Die JSUD Eine Richtungsentscheidung?
Die »Jüdische Studierendenunion Deutschland« (JSUD) ist ein jüdischer Verband für jüdische Studentinnen und Studenten. Sie wurde erst 2016 gegründet, aber ist durch ihre Anbindung an den Zentralrat gut vernetzt und kann die Netzwerke des Zentralrats für politische Arbeit nutzen. Vorstand und Geschäftsführung wird also zugehört. Eine Vollversammlung findet jährlich zusammen mit dem Jugendkongress der ZWST statt. Im vergangenen Jahr wurde offenbar eine »Policy« »Pluralistisches Judentum innerhalb der JSUD« eingereicht und abgestimmt. Zum größten Teil geht es in dieser Policy um Homosexualität und die Zusammenarbeit mit der LGBTQ*-Community. Aber es gibt auch einen Satz, der festhält, dass in »hierzulande dominierenden orthodoxen und einheitlichen Gemeinden die Integration patrilinearer Jüdinnen und Juden in die jüdische Gesellschaft strikt abgelehnt wird«. Weiter: »obwohl es einen bedeutenden Anteil von patrilinearen Juden gibt sowie ein Großteil der eingewanderten und einheimischen Jüdinnen und Juden hierzulande mittlerweile nicht nur in halachisch jüdischen Ehen und Familien leben.« Die Forderung ist eine stärkere Einbindung derjenigen Leute, die einen jüdischen Vater haben, aber keine jüdische Mutter. Nun, kurz vor der nächsten Vollversammlung im März, ging eine Website namens Jüdische Zukunft an den Start und fordert mit einem offenen Brief eine stärkere Orientierung an der Ausrichtung der Gemeinden. Erstunterzeichner ist - unter anderem - der Vorstand der Orthodoxen Rabbinerkonferenz. Die Reaktionen in den sozialen Medien entsprach zu großen Teilen dem, was ich eingangs zu diesen geschildert habe.
Konfliktlinien
Anscheinend gibt es gewisse Konfliktlinien. So veröffentlichte das Ernst Ludwig Ehrlich Studienwerk am Freitagmittag einen Facebook-Post (hier) mit dem Titel »Vielfaltsverteidigung«, der ohne den Kontext der Diskussion vermutlich etwas schwerer zu verstehen wäre und sich wie eine Stellungnahme lesen könnte:
»Das Ernst Ludwig Ehrlich Studienwerk setzt sich seit seiner Gründung für eine offene und vielfältige Gesellschaft ein, gerade im innerjüdischen Diskurs. Zur Vielfaltsverteidigung gehört notwendig und unabdingbar die Achtung und Förderung jedes Individuums und seines/ihres Weges in der Gemeinschaft. Ein wichtiger Partner in der Stärkung der Gemeinschaft ist die JSUD - Jüdische Studierendenunion Deutschland, die sich der Vielfalt der jüdischen Gemeinschaft in Deutschland in Gegenwart und Zukunft verschrieben hat, und mit tollen Projekten und wichtigen Grundsatzentscheidungen viele entscheidende Impulse setzt!«
Gibt es also hier unterschiedliche Interessen, je nach religiöser Strömung? Willkommen in der jüdischen Welt!

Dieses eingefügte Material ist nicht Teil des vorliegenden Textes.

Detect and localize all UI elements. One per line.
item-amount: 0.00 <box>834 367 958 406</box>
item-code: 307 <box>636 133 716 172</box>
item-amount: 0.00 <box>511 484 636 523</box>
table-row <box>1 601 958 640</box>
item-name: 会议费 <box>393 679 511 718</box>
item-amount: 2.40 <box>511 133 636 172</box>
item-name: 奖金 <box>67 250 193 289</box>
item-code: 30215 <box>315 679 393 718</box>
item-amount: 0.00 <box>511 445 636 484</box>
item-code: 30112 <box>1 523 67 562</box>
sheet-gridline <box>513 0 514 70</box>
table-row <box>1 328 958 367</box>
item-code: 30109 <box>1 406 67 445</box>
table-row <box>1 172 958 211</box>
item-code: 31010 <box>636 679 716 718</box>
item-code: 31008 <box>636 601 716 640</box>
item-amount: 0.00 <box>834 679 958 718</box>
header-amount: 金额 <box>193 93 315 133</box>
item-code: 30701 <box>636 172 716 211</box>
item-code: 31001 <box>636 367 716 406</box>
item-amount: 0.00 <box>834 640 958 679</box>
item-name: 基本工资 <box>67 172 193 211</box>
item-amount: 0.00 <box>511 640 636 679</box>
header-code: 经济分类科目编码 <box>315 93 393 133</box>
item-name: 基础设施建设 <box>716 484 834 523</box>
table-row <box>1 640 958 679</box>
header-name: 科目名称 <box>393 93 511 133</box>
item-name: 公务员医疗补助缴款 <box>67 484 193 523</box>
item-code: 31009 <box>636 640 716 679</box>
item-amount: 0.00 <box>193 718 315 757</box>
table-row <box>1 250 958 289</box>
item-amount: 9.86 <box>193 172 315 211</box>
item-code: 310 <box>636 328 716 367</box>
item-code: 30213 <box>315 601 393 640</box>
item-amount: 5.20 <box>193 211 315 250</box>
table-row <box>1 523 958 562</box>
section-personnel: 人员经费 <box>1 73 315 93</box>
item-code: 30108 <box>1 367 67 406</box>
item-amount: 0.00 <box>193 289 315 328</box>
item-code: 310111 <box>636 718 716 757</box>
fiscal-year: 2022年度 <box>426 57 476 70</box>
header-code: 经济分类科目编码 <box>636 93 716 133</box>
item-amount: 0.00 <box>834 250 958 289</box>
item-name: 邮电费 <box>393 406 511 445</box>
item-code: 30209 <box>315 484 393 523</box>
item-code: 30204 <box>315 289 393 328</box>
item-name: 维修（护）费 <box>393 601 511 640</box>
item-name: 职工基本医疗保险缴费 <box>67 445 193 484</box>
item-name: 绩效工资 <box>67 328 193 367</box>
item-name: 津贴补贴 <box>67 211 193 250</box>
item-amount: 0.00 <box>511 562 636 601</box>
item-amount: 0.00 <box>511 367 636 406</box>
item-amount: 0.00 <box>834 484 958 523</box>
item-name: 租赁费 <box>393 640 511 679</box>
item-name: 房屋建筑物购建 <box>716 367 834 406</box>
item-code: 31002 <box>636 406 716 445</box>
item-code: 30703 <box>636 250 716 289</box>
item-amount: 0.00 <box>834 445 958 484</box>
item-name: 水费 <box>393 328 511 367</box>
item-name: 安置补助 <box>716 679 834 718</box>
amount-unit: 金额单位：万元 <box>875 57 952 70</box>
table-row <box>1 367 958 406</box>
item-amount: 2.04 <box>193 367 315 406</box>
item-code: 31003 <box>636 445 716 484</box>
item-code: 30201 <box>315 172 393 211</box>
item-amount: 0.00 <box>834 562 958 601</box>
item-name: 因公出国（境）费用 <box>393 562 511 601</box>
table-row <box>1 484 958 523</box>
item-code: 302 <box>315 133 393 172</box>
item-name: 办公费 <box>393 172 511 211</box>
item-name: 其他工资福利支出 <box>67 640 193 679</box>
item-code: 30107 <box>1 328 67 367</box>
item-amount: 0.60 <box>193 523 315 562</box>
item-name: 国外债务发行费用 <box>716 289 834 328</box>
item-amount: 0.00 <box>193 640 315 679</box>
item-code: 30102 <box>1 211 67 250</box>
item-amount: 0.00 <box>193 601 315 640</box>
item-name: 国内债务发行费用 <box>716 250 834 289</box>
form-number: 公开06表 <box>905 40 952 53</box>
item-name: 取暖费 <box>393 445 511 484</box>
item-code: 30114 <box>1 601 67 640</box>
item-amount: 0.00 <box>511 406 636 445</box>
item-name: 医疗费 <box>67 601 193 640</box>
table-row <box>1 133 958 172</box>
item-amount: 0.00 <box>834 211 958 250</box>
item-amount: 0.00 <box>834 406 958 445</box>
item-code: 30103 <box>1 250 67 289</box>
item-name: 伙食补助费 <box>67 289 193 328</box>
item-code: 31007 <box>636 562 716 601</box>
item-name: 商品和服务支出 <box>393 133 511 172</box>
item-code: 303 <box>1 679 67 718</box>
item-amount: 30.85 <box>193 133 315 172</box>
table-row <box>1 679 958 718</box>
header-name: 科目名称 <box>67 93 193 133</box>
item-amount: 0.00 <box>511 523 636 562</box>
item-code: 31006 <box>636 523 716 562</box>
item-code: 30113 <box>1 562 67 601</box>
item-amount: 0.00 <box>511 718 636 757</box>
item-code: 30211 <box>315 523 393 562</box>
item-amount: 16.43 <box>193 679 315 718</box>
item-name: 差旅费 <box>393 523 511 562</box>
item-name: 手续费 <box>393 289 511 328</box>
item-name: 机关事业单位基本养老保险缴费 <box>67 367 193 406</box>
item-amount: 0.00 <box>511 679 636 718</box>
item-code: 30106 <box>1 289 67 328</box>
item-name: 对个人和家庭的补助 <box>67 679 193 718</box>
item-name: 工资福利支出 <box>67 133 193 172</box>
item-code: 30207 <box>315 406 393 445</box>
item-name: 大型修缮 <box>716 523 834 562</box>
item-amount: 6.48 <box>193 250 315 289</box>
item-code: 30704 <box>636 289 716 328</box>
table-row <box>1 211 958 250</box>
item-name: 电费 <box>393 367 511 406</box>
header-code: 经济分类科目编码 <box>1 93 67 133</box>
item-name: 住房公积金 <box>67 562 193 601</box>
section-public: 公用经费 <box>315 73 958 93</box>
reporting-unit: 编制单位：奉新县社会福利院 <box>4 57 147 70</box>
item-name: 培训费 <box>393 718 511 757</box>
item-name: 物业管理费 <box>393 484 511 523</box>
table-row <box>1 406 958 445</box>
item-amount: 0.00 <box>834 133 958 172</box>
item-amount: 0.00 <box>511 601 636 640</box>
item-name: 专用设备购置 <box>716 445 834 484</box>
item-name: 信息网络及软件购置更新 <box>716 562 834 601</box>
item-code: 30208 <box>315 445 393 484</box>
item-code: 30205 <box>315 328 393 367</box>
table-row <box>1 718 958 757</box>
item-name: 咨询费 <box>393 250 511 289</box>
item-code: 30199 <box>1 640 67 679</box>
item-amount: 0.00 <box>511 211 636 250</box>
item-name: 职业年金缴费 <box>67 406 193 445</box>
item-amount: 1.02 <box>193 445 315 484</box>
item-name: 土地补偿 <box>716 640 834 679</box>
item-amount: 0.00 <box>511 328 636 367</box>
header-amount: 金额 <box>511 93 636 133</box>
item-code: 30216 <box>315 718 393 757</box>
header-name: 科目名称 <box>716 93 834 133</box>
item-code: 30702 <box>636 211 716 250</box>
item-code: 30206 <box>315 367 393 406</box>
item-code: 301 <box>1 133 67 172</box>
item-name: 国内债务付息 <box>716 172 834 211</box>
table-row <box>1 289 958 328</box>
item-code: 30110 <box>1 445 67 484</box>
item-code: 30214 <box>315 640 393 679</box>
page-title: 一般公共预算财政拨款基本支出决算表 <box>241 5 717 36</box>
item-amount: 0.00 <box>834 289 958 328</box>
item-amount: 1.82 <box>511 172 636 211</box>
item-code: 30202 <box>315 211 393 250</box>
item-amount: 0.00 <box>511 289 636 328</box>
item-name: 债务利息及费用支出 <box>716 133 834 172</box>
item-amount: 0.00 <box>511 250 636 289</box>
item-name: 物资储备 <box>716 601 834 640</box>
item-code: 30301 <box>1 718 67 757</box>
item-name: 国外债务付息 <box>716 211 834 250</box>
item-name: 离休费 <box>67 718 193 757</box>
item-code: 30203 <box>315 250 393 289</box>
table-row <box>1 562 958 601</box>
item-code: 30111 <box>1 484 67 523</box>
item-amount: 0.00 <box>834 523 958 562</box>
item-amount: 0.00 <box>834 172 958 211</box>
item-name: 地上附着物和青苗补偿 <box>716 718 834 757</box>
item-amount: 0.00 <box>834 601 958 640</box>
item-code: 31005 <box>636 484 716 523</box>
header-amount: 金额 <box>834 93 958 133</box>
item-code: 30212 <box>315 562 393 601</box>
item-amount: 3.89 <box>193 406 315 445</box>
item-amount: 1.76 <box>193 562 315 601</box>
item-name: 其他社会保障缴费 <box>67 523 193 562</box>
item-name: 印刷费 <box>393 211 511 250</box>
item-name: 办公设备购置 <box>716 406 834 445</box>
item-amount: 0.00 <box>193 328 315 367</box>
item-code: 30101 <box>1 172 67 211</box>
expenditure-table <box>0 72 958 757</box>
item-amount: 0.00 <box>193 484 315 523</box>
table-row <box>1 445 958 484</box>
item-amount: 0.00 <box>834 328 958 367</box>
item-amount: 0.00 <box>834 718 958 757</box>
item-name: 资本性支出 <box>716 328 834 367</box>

Die Konflikte, die hier und da zwischen den einzelnen Lagern innerhalb der Gemeinden aufflammen, müssen sich zwangsläufig natürlich auch in einer Organisation widerspiegeln, die den Anspruch hat, alle (möglichst viele?) zu repräsentieren. Das ist unvermeidbar. Welche Richtung soll das also sein, die beide (vermutlich gibt es sogar mehr) Lager zufriedenstellt?